With a deep sigh, I pushed the covers aside and forced myself to face the day.

But as I got out of bed, a strange feeling gnawed at the back of my mind, a lingering sensation that I couldn’t quite shake off.

Then I heard a tapping against my bedroom shutters.

My blood ran cold.

What the hell was that?

“Sofiya, hurry up! I have a meeting with Professor Hamilton in thirty minutes!”

My mama’s sudden shout made me jump, and I instinctively put my hand over my mouth to stop myself from screaming. Taking a deep breath, I reminded myself it was just her.

Gosh, she scared the living daylights out of me.

What a terrible way to start the day.

It's been three days since Claire and I argued, and despite all the apology texts I’ve sent, she hasn’t replied to any of them. I'm really sad that she won't respond and that our brief friendship seems to have ended this way.

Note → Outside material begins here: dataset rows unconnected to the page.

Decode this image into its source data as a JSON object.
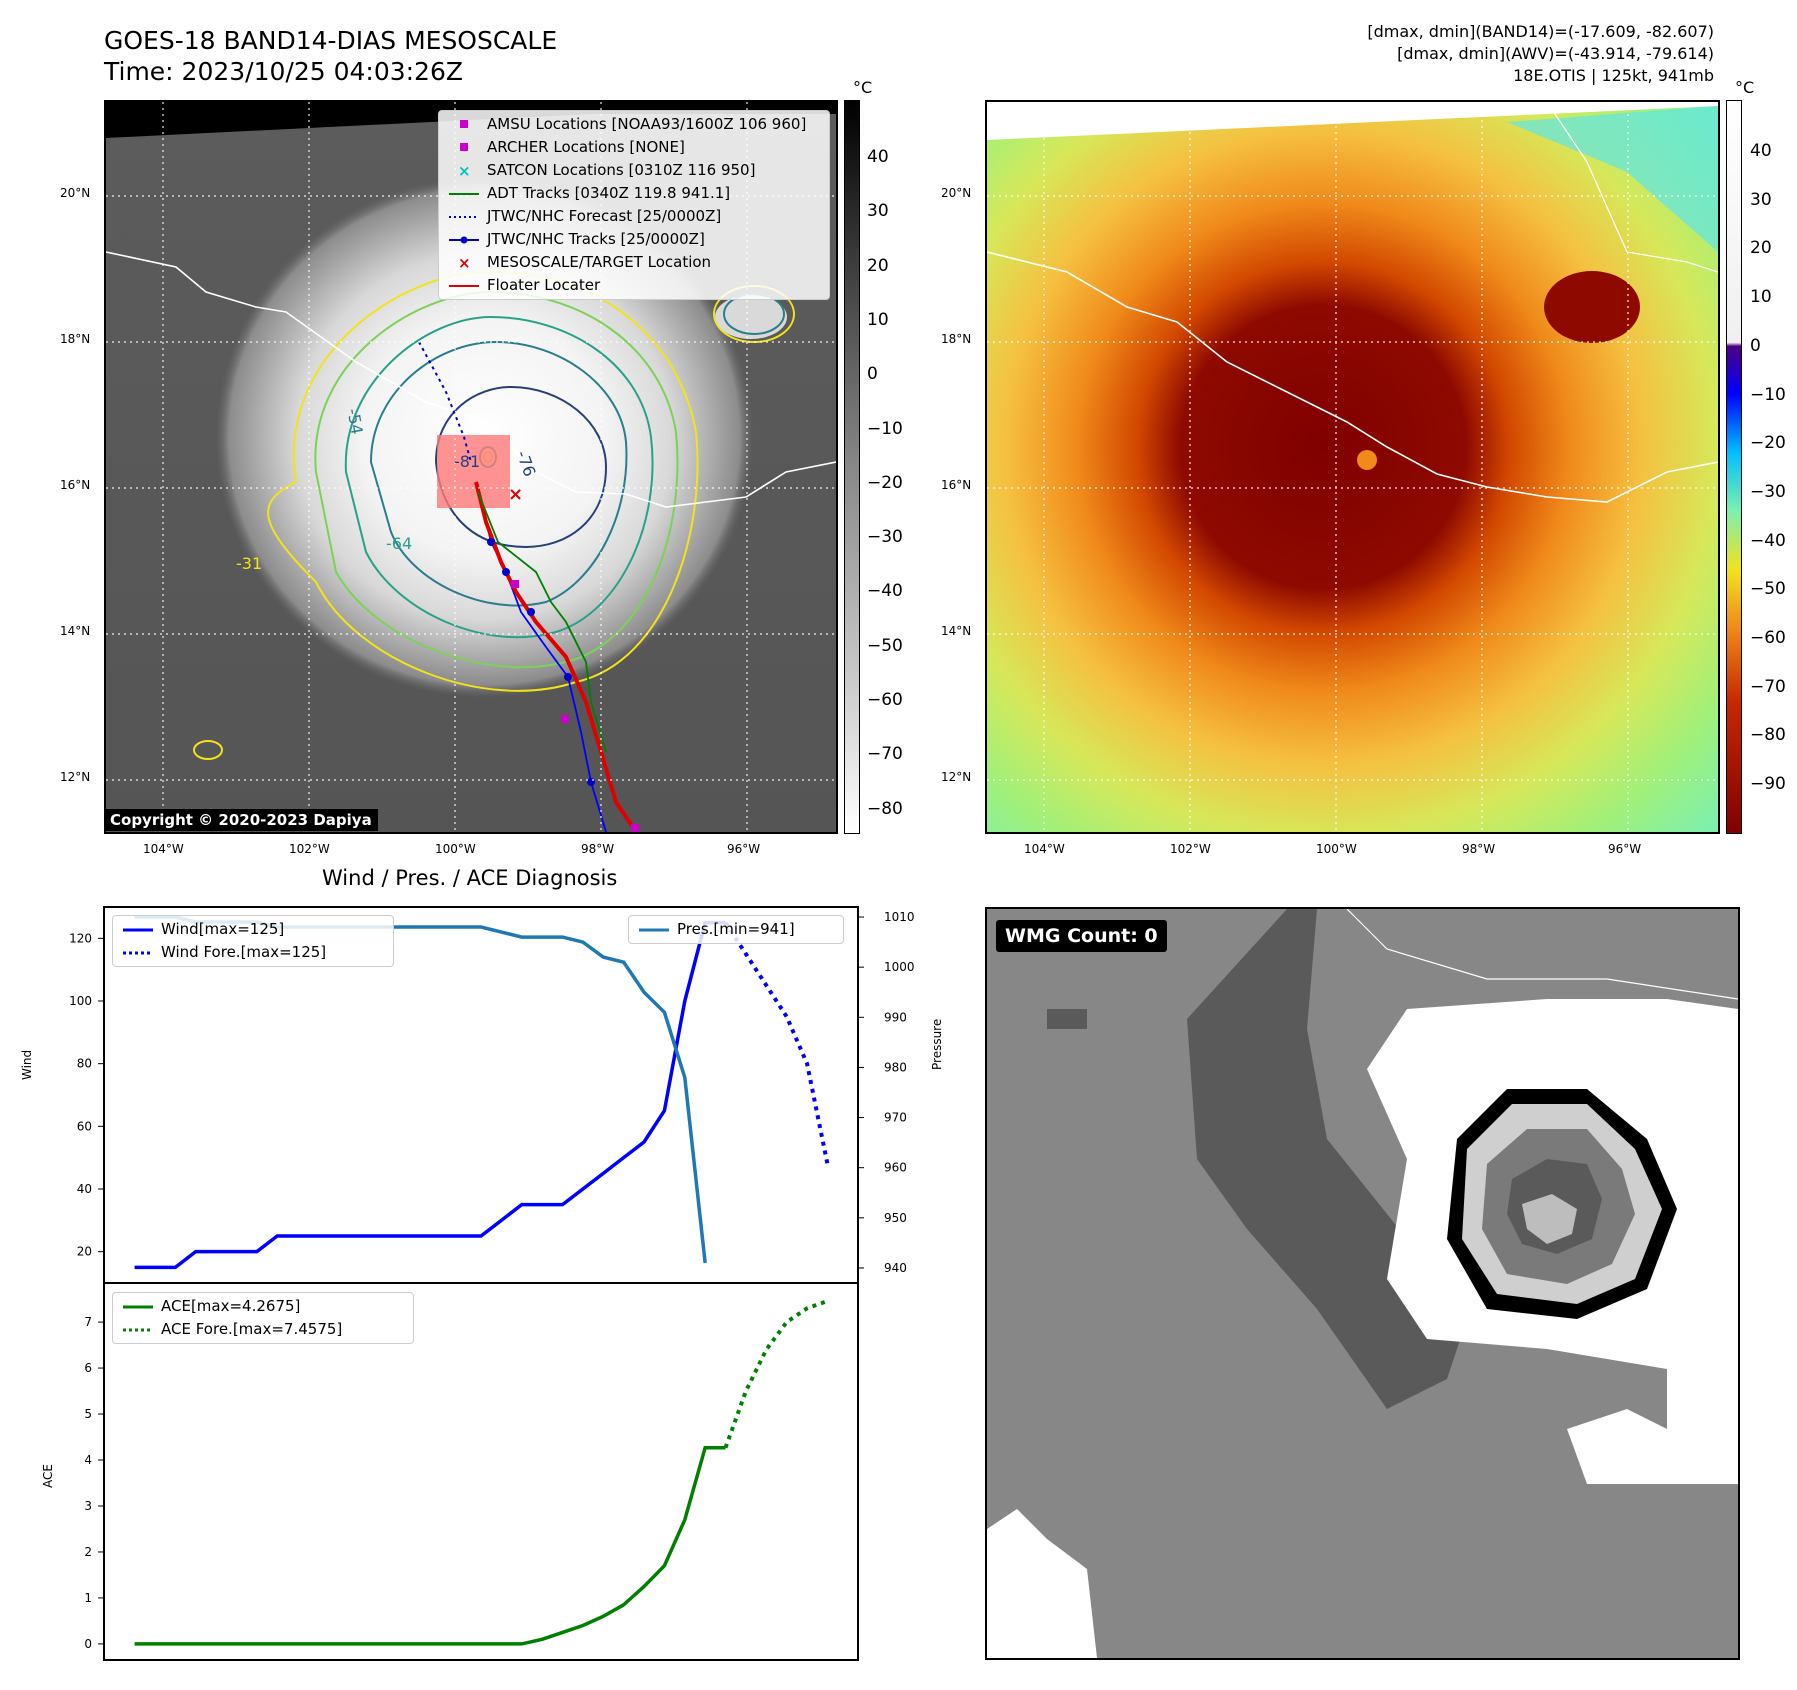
{
  "header": {
    "title_line1": "GOES-18 BAND14-DIAS MESOSCALE",
    "title_line2": "Time: 2023/10/25 04:03:26Z",
    "stat_line1": "[dmax, dmin](BAND14)=(-17.609, -82.607)",
    "stat_line2": "[dmax, dmin](AWV)=(-43.914, -79.614)",
    "stat_line3": "18E.OTIS | 125kt, 941mb"
  },
  "maps": {
    "lon_labels": [
      "104°W",
      "102°W",
      "100°W",
      "98°W",
      "96°W"
    ],
    "lat_labels": [
      "20°N",
      "18°N",
      "16°N",
      "14°N",
      "12°N"
    ],
    "cbar_unit": "°C",
    "left_cbar_ticks": [
      "40",
      "30",
      "20",
      "10",
      "0",
      "−10",
      "−20",
      "−30",
      "−40",
      "−50",
      "−60",
      "−70",
      "−80"
    ],
    "right_cbar_ticks": [
      "40",
      "30",
      "20",
      "10",
      "0",
      "−10",
      "−20",
      "−30",
      "−40",
      "−50",
      "−60",
      "−70",
      "−80",
      "−90"
    ],
    "contour_labels": [
      "-54",
      "-64",
      "-76",
      "-31",
      "-81"
    ],
    "copyright": "Copyright © 2020-2023 Dapiya",
    "legend": [
      {
        "label": "AMSU Locations [NOAA93/1600Z 106 960]",
        "color": "#cc00cc",
        "symbol": "square"
      },
      {
        "label": "ARCHER Locations [NONE]",
        "color": "#cc00cc",
        "symbol": "square"
      },
      {
        "label": "SATCON Locations [0310Z 116 950]",
        "color": "#00bfbf",
        "symbol": "x"
      },
      {
        "label": "ADT Tracks [0340Z 119.8 941.1]",
        "color": "#008000",
        "symbol": "line"
      },
      {
        "label": "JTWC/NHC Forecast [25/0000Z]",
        "color": "#0000cc",
        "symbol": "dotted"
      },
      {
        "label": "JTWC/NHC Tracks [25/0000Z]",
        "color": "#0000cc",
        "symbol": "line-dot"
      },
      {
        "label": "MESOSCALE/TARGET Location",
        "color": "#e00000",
        "symbol": "x"
      },
      {
        "label": "Floater Locater",
        "color": "#e00000",
        "symbol": "line"
      }
    ],
    "wmg_count": "WMG Count: 0"
  },
  "chart_data": [
    {
      "type": "line",
      "title": "Wind / Pres. / ACE Diagnosis",
      "ylabel": "Wind",
      "ylabel_right": "Pressure",
      "ylim": [
        10,
        130
      ],
      "ylim_right": [
        937,
        1012
      ],
      "y_ticks": [
        20,
        40,
        60,
        80,
        100,
        120
      ],
      "y_ticks_right": [
        940,
        950,
        960,
        970,
        980,
        990,
        1000,
        1010
      ],
      "x": [
        0,
        1,
        2,
        3,
        4,
        5,
        6,
        7,
        8,
        9,
        10,
        11,
        12,
        13,
        14,
        15,
        16,
        17,
        18,
        19,
        20,
        21,
        22,
        23,
        24,
        25,
        26,
        27
      ],
      "series": [
        {
          "name": "Wind[max=125]",
          "color": "#0000ff",
          "style": "solid",
          "x": [
            0,
            1,
            2,
            3,
            4,
            5,
            6,
            7,
            8,
            9,
            10,
            11,
            12,
            13,
            14,
            15,
            16,
            17,
            18,
            19,
            20,
            21,
            22,
            23,
            24,
            25,
            26,
            27,
            28,
            29
          ],
          "values": [
            15,
            15,
            15,
            20,
            20,
            20,
            20,
            25,
            25,
            25,
            25,
            25,
            25,
            25,
            25,
            25,
            25,
            25,
            30,
            35,
            35,
            35,
            40,
            45,
            50,
            55,
            65,
            100,
            125,
            125
          ]
        },
        {
          "name": "Wind Fore.[max=125]",
          "color": "#0000ff",
          "style": "dotted",
          "x": [
            29,
            30,
            31,
            32,
            33,
            34
          ],
          "values": [
            125,
            115,
            105,
            95,
            80,
            48
          ]
        },
        {
          "name": "Pres.[min=941]",
          "color": "#1f77b4",
          "style": "solid",
          "axis": "right",
          "x": [
            0,
            1,
            2,
            3,
            4,
            5,
            6,
            7,
            8,
            9,
            10,
            11,
            12,
            13,
            14,
            15,
            16,
            17,
            18,
            19,
            20,
            21,
            22,
            23,
            24,
            25,
            26,
            27,
            28
          ],
          "values": [
            1010,
            1010,
            1010,
            1009,
            1009,
            1009,
            1009,
            1008,
            1008,
            1008,
            1008,
            1008,
            1008,
            1008,
            1008,
            1008,
            1008,
            1008,
            1007,
            1006,
            1006,
            1006,
            1005,
            1002,
            1001,
            995,
            991,
            978,
            941
          ]
        }
      ]
    },
    {
      "type": "line",
      "ylabel": "ACE",
      "ylim": [
        -0.35,
        7.85
      ],
      "y_ticks": [
        0,
        1,
        2,
        3,
        4,
        5,
        6,
        7
      ],
      "series": [
        {
          "name": "ACE[max=4.2675]",
          "color": "#008000",
          "style": "solid",
          "x": [
            0,
            5,
            10,
            15,
            18,
            19,
            20,
            21,
            22,
            23,
            24,
            25,
            26,
            27,
            28,
            29
          ],
          "values": [
            0,
            0,
            0,
            0,
            0,
            0,
            0.1,
            0.25,
            0.4,
            0.6,
            0.85,
            1.25,
            1.7,
            2.7,
            4.2675,
            4.2675
          ]
        },
        {
          "name": "ACE Fore.[max=7.4575]",
          "color": "#008000",
          "style": "dotted",
          "x": [
            29,
            30,
            31,
            32,
            33,
            34
          ],
          "values": [
            4.2675,
            5.5,
            6.4,
            7.0,
            7.3,
            7.4575
          ]
        }
      ]
    }
  ]
}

So, to avoid feeling depressed about it, I’ve decided to focus all my attention on studying day and night. However, as I glanced around and saw the state of my bedroom, I was horrified by the chaos.

How did it get so messy?

I couldn’t even remember falling asleep or leaving everything scattered on the floor. They say a tidy room equals a tidy mind, and it was clear that my disorganized room reflected how I was feeling—disheveled, exhausted, and out of sorts.

I quickly got ready, taking a shower, applying some light makeup, and slipping into my favorite hoodie and jeans for comfort.

“Jesus, Sofiya!”

I rushed down the stairs and stopped in front of the door, where my mom was waiting in her usual black suit. She raised an eyebrow, took in my appearance, and shook her head in disappointment. I forced a smile, trying to mask my embarrassment, while she grabbed her lunch bag and car keys before heading out.